Ce geste avec votre parfum inquiète les médecins : il fragilise cette zone du corps et pourrait dérégler vos hormones
Chaque matin, vous vaporisez votre parfum dans le cou sans y penser, sur une peau fine et bombardée d’UV. Allergies, taches brunes, substances suspectes : les experts expliquent pourquoi ce geste n’est pas si innocent.
Deux pschitts sous l’oreille, la tête penchée, et la journée commence. Pourtant, des spécialistes alertent désormais : ce nuage quand on vaporise son parfum dans le cou n’est pas si anodin.
Sur les réseaux sociaux, on parle de thyroïde perturbée, d’hormones, de « toxines » aspirées par la peau du cou. Les experts confirment certains risques, mais ils concernent surtout la peau, les taches pigmentaires et la composition du parfum.
Pourquoi le cou réagit mal aux parfums
Si l’on adore parfumer le cou, c’est parce que la peau y est chaude et proche du visage. Mais elle est aussi plus fine, plus perméable et presque toujours exposée à la lumière du jour.
Dans ces conditions, les molécules parfumées réagissent davantage. Les dermatologues voient apparaître une dermite des parfums : taches brunes là où le parfum a été déposé, après exposition aux UV. Essence de bergamote, huiles essentielles de citron ou de lavande font partie des substances en cause.
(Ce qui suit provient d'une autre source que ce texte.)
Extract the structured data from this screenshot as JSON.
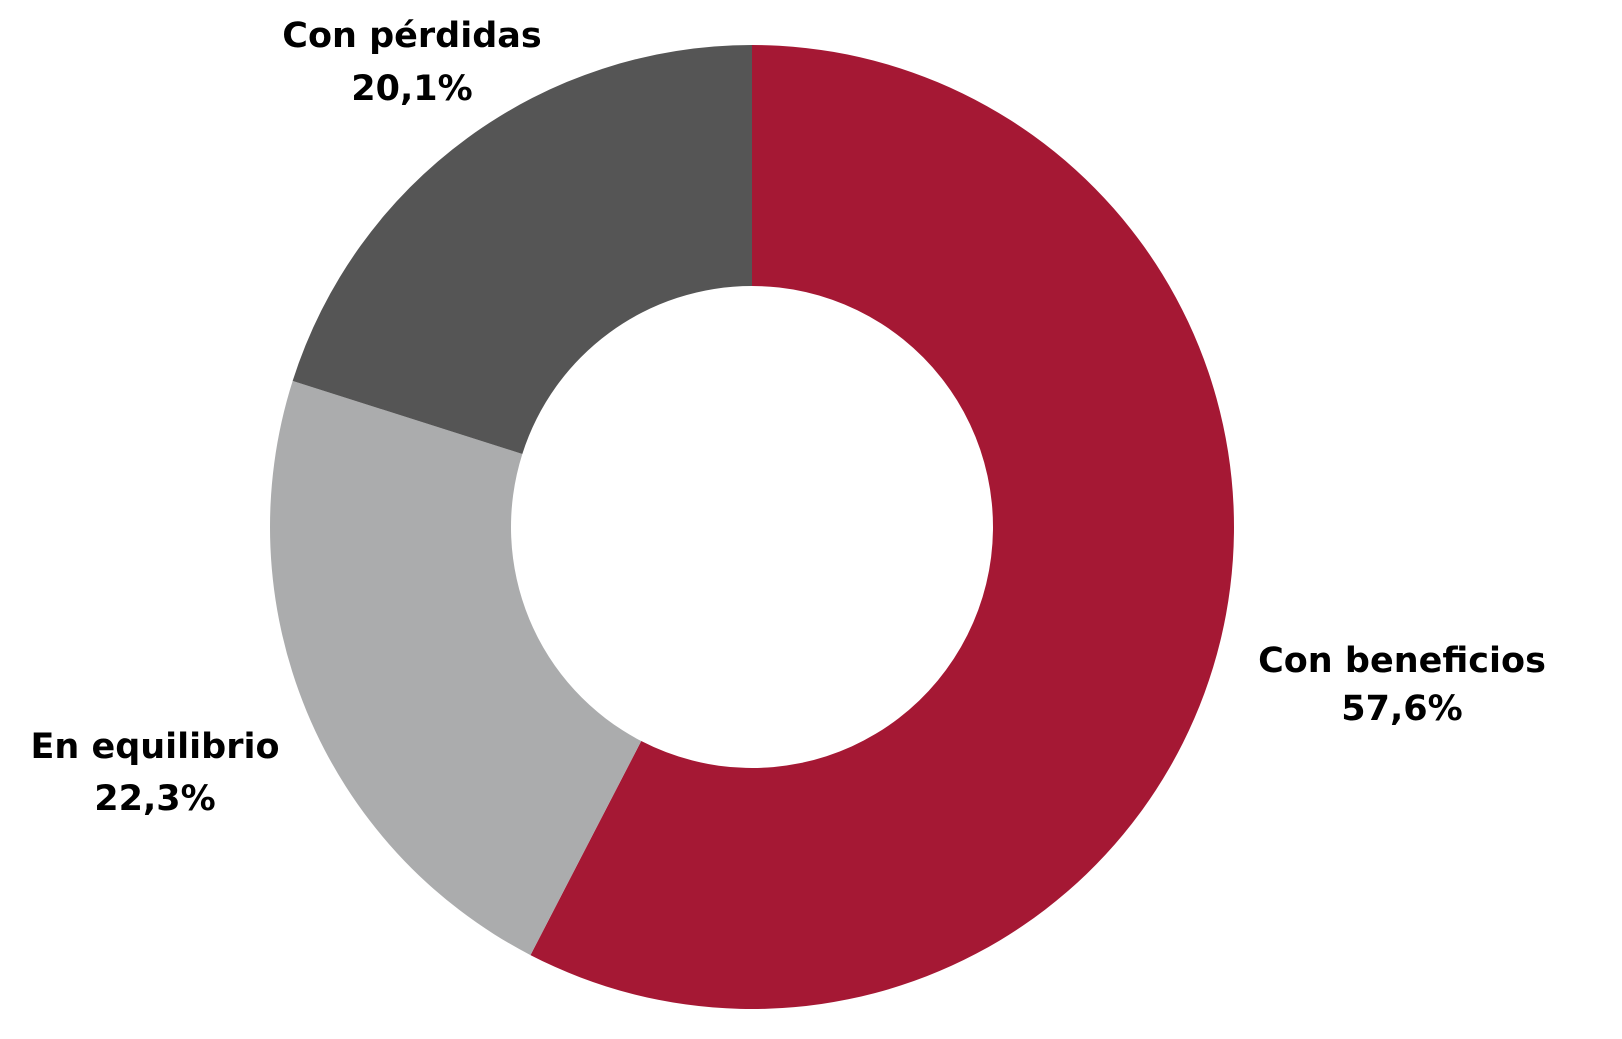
{
  "chart_data": {
    "type": "donut",
    "categories": [
      "Con beneficios",
      "En equilibrio",
      "Con pérdidas"
    ],
    "values": [
      57.6,
      22.3,
      20.1
    ],
    "value_labels": [
      "57,6%",
      "22,3%",
      "20,1%"
    ],
    "colors": [
      "#a51834",
      "#abacad",
      "#555555"
    ]
  }
}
Parfum, cou et thyroïde : l’avis des médecins
La dermatologue Erum Ilyas rappelle que le parfum ne va pas directement vers la glande thyroïde : « L’affirmation selon laquelle la thyroïde absorbe directement les substances chimiques des produits appliqués dans le cou n’est pas exacte d’un point de vue anatomique », explique-t-elle, avant d’ajouter « La peau du cou est séparée de la thyroïde par de multiples couches de tissus, y compris des muscles ; il n’y a pas de voie directe entre la surface de la peau et la glande thyroïde », citée par GQ.
Le vrai sujet, c’est le cocktail appliqué toujours au même endroit. Les parfums contiennent jusqu’à 80 % d’alcool et une vingtaine d’allergènes en moyenne. Sur cette peau fine, « Si un premier contact peut ne pas provoquer de réaction, une vaporisation régulière peut, avec le temps, provoquer une sensibilisation et, à terme, une dermatite allergique de contact », explique la dermatologue Jody Levine. Vaporiser près du visage augmente aussi l’inhalation.
Les bons gestes pour se parfumer sans risque majeur
Sur le plan hormonal, la vigilance concerne certains ingrédients classés ou suspectés comme perturbateurs endocriniens. Des parfums contiennent des phtalates, du BHT ou des muscs synthétiques. « Les études scientifiques montrent que de nombreux phtalates sont des perturbateurs endocriniens, c’est-à-dire qu’ils peuvent interférer avec les hormones présentes dans l’organisme », explique la pharmacologue Andrea Gore.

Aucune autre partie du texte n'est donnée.